Yuli benar-benar anak kesayangan mereka. Meskipun Yuli tak punya saudara dan orang tuanya sama-sama punya perkerjaan, mereka tidak pernah membuat Yuli benar-benar kesepian dan kurang perhatian.


"Ini untukmu."


Yuli tersentak kembali ke dunia nyata. Seketika menoleh ke kanan dan sedikit terkejut melihat Jimin sudah berdiri di sampingnya sambil menyodorkan sebuah tas karton kecil. Yuli melihat benda itu adalah sebuah ponsel yang di beli dari salah satu toko ponsel terpopuler di Korea.


Jimin masih berdiri dengan satu tangannya masuk kedalam kantong menunggu yuli menyambut pemberiannya.


Sejak kapan dia berdiri disana? kenapa yuli tidak menyadarinya?


"Aku bisa membeli benda itu sendiri. Tidak perlu dirimu.
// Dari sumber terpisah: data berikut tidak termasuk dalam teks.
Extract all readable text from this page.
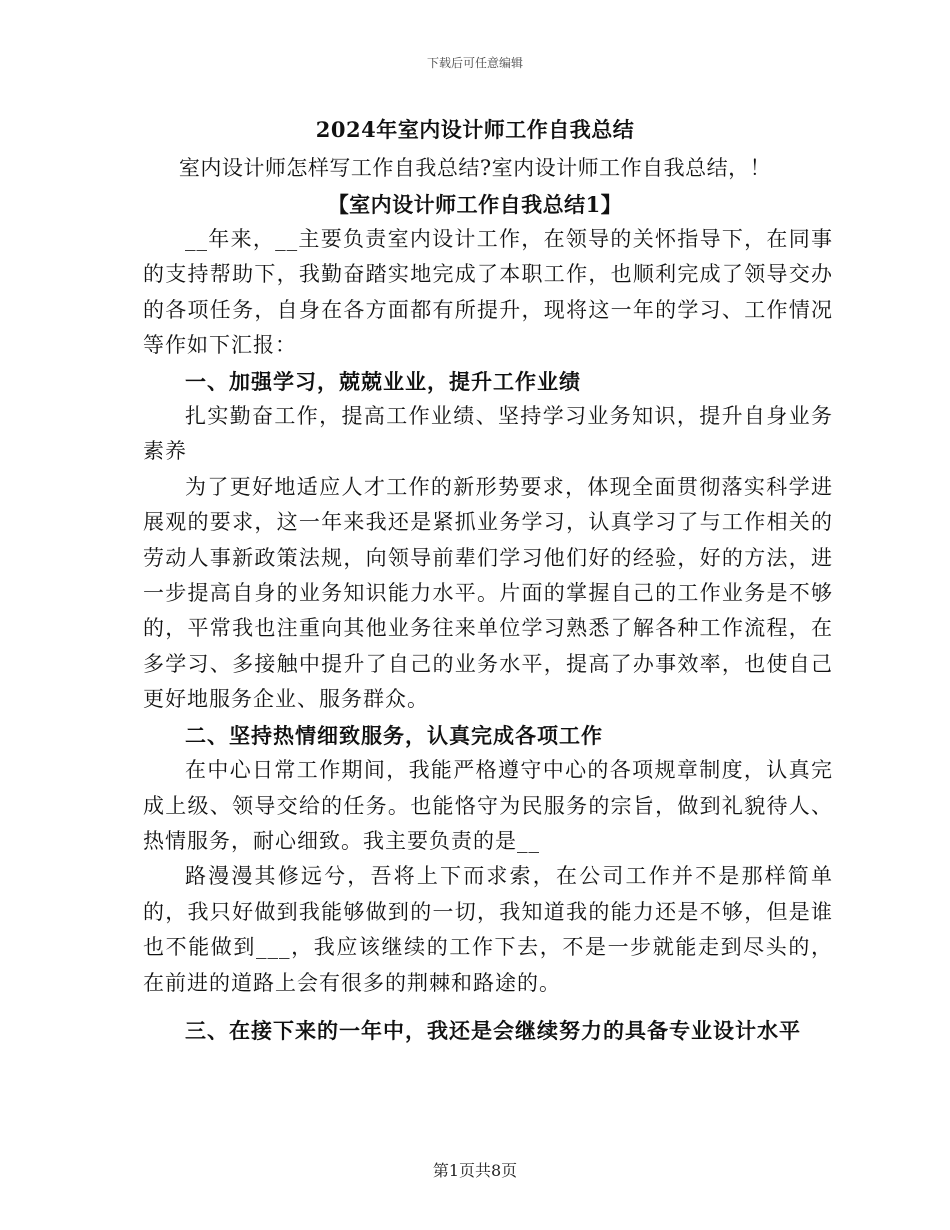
下载后可任意编辑
2024年室内设计师工作自我总结
室内设计师怎样写工作自我总结?室内设计师工作自我总结，！
【室内设计师工作自我总结1】

__年来，__主要负责室内设计工作，在领导的关怀指导下，在同事的支持帮助下，我勤奋踏实地完成了本职工作，也顺利完成了领导交办的各项任务，自身在各方面都有所提升，现将这一年的学习、工作情况等作如下汇报：

一、加强学习，兢兢业业，提升工作业绩

扎实勤奋工作，提高工作业绩、坚持学习业务知识，提升自身业务素养

为了更好地适应人才工作的新形势要求，体现全面贯彻落实科学进展观的要求，这一年来我还是紧抓业务学习，认真学习了与工作相关的劳动人事新政策法规，向领导前辈们学习他们好的经验，好的方法，进一步提高自身的业务知识能力水平。片面的掌握自己的工作业务是不够的，平常我也注重向其他业务往来单位学习熟悉了解各种工作流程，在多学习、多接触中提升了自己的业务水平，提高了办事效率，也使自己更好地服务企业、服务群众。

二、坚持热情细致服务，认真完成各项工作

在中心日常工作期间，我能严格遵守中心的各项规章制度，认真完成上级、领导交给的任务。也能恪守为民服务的宗旨，做到礼貌待人、热情服务，耐心细致。我主要负责的是__

路漫漫其修远兮，吾将上下而求索，在公司工作并不是那样简单的，我只好做到我能够做到的一切，我知道我的能力还是不够，但是谁也不能做到___，我应该继续的工作下去，不是一步就能走到尽头的，在前进的道路上会有很多的荆棘和路途的。

三、在接下来的一年中，我还是会继续努力的具备专业设计水平

第1页共8页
Saat aku keluar nanti, aku akan membeli semua kebutuhanku sendiri." Yuli mengalihkan pandangannya kearah lain.


Yuli mendengar Jimin menghembuskan nafasnya. "Aku letakan di sini, aku juga sudah memasang nomor baru untukmu. Nomor telepon penting, seperti teman-teman dekat dan keluargamu juga sudah aku salin di sana."Jimin meletakan tas karton itu di meja yang ada dekat jendela. Dia malah tidak menanggapi kalimat Yuli barusan.


Dan entah mengapa itu membuat Yuli kesal, sangat kesal. Jika ingin meledek, meledek saja bersama. Biar Jimin emosi, buat yuli juga meradang. jadi keputusan akhirnya Yuli tetap bisa menjauh darinya, tapi jika dia sok bersikap tenang dan dewasa seperti ini dan menggantung semua masalah tanpa penjelasan, Yuli jadi sangat muak.
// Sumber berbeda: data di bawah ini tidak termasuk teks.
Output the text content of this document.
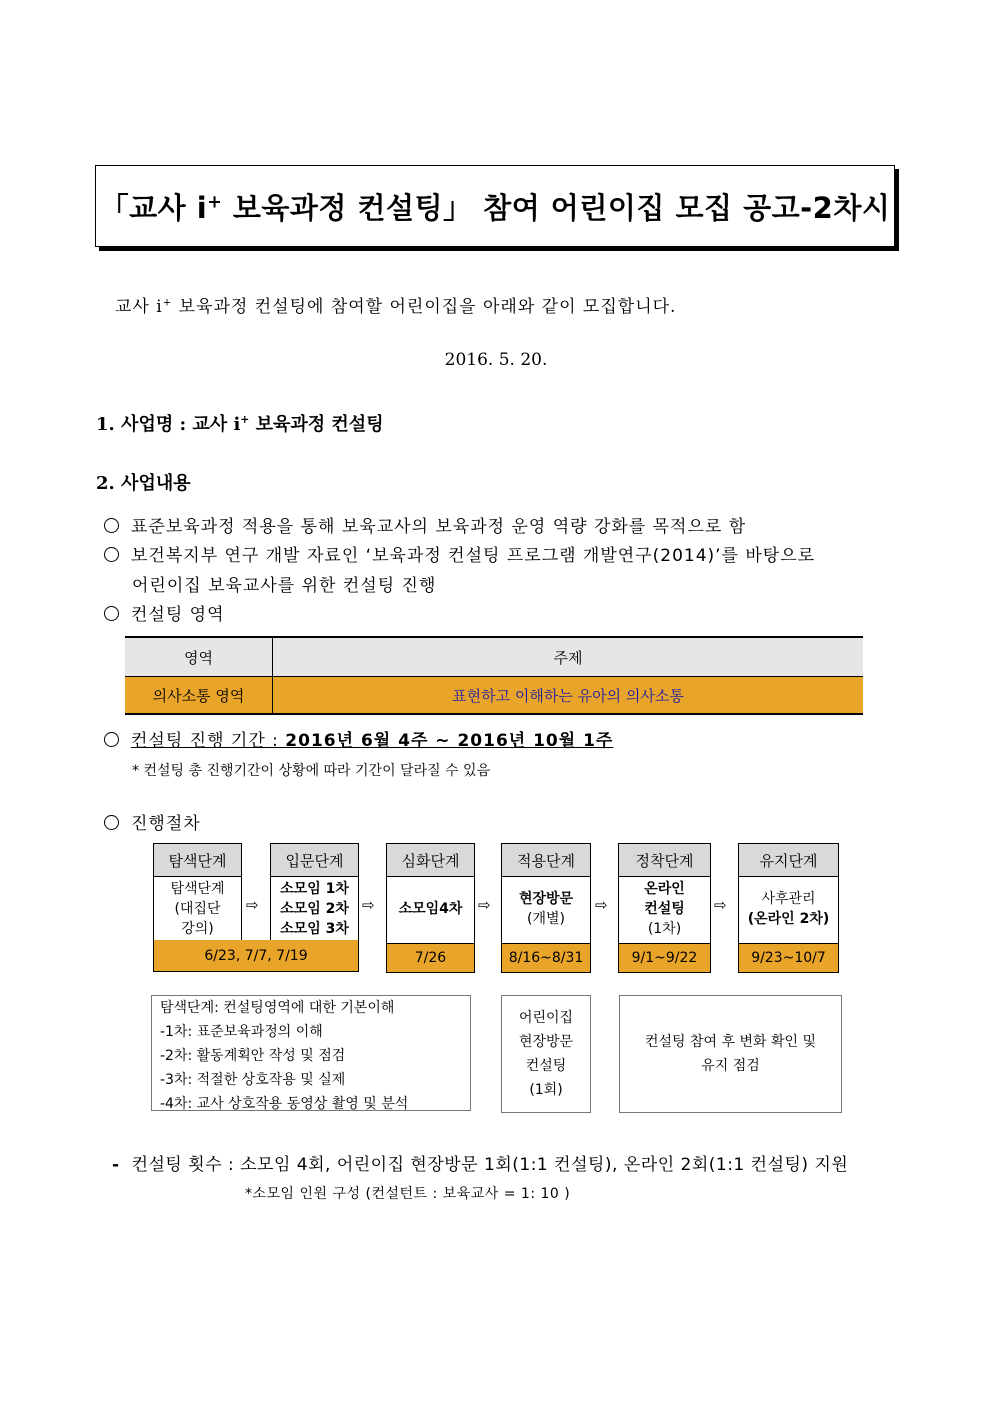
「교사 i+ 보육과정 컨설팅」 참여 어린이집 모집 공고-2차시
교사 i+ 보육과정 컨설팅에 참여할 어린이집을 아래와 같이 모집합니다.
2016. 5. 20.
1. 사업명 : 교사 i+ 보육과정 컨설팅
2. 사업내용
표준보육과정 적용을 통해 보육교사의 보육과정 운영 역량 강화를 목적으로 함
보건복지부 연구 개발 자료인 ‘보육과정 컨설팅 프로그램 개발연구(2014)’를 바탕으로
어린이집 보육교사를 위한 컨설팅 진행
컨설팅 영역
영역	주제
의사소통 영역	표현하고 이해하는 유아의 의사소통
컨설팅 진행 기간 : 2016년 6월 4주 ~ 2016년 10월 1주
* 컨설팅 총 진행기간이 상황에 따라 기간이 달라질 수 있음
진행절차
탐색단계
탐색단계
(대집단
강의)
입문단계
소모임 1차
소모임 2차
소모임 3차
6/23, 7/7, 7/19
심화단계
소모임4차
7/26
적용단계
현장방문
(개별)
8/16~8/31
정착단계
온라인
컨설팅
(1차)
9/1~9/22
유지단계
사후관리
(온라인 2차)
9/23~10/7
⇨	⇨	⇨	⇨	⇨
탐색단계: 컨설팅영역에 대한 기본이해
-1차: 표준보육과정의 이해
-2차: 활동계획안 작성 및 점검
-3차: 적절한 상호작용 및 실제
-4차: 교사 상호작용 동영상 촬영 및 분석
어린이집
현장방문
컨설팅
(1회)
컨설팅 참여 후 변화 확인 및
유지 점검
- 컨설팅 횟수 : 소모임 4회, 어린이집 현장방문 1회(1:1 컨설팅), 온라인 2회(1:1 컨설팅) 지원
*소모임 인원 구성 (컨설턴트 : 보육교사 = 1: 10 )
Jimin memutar badannya santai, hendak pergi lagi untuk menghindari perdebatan.


Jimin mengurungkan niatnya untuk melangkah, dia menatap yuli sambil memiringkan kepala. Yuli memberanikan diri maju selangkah, lalu menatapnya dengan lebih tegas.


"Aku ingin kita bercerai."


Jimin terdiam. Dari pupil matanya, yuli bisa merasakan bahwa dia tidak menyangka yuli akan mengatakan kalimat itu. Yuli tidak tahu pasti apa yang terjadi dengan dirinya, mungkin dia terkejut atau mungkin marah. Mungkin juga dia terkejut sebentar, lalu biasa aja. Menyebalkan, kenapa Jimin jadi begitu sulit untuk di baca?


Jimin menghela napas santai.


"Tidak tertarik." ucap Jimin singkat, lalu melanjutkan langkah. Yuli sedikit menganga, merasa seperti di permainkan. Yuli melangkah untuk berdiri di depannya, menghalangi langkahnya yang akan membuka pintu kamar.


"Aku serius." tegas Yuli.


"Aku juga." balas Jimin.


Aku menatap Jimin kesal. "Kenapa?"


"Karena aku telah mencintaimu."


Entah mengapa kalian yang dulunya mendebarkan hati itu justru menjadi terasa begitu menyayat sekarang.


"Omong kosong. Jika kau mencintaiku, seharusnya kau membuatku bahagia. Dan aku bahagia jika berada jauh darimu. Jadi bisakah kau melepaskanku?!"


Yuli mulai emosi. Seperti kalimatnya barusan mulai berhasil membuat emosi Jimin juga ikut terpancing. Bagus, itu yang Yuli inginkan.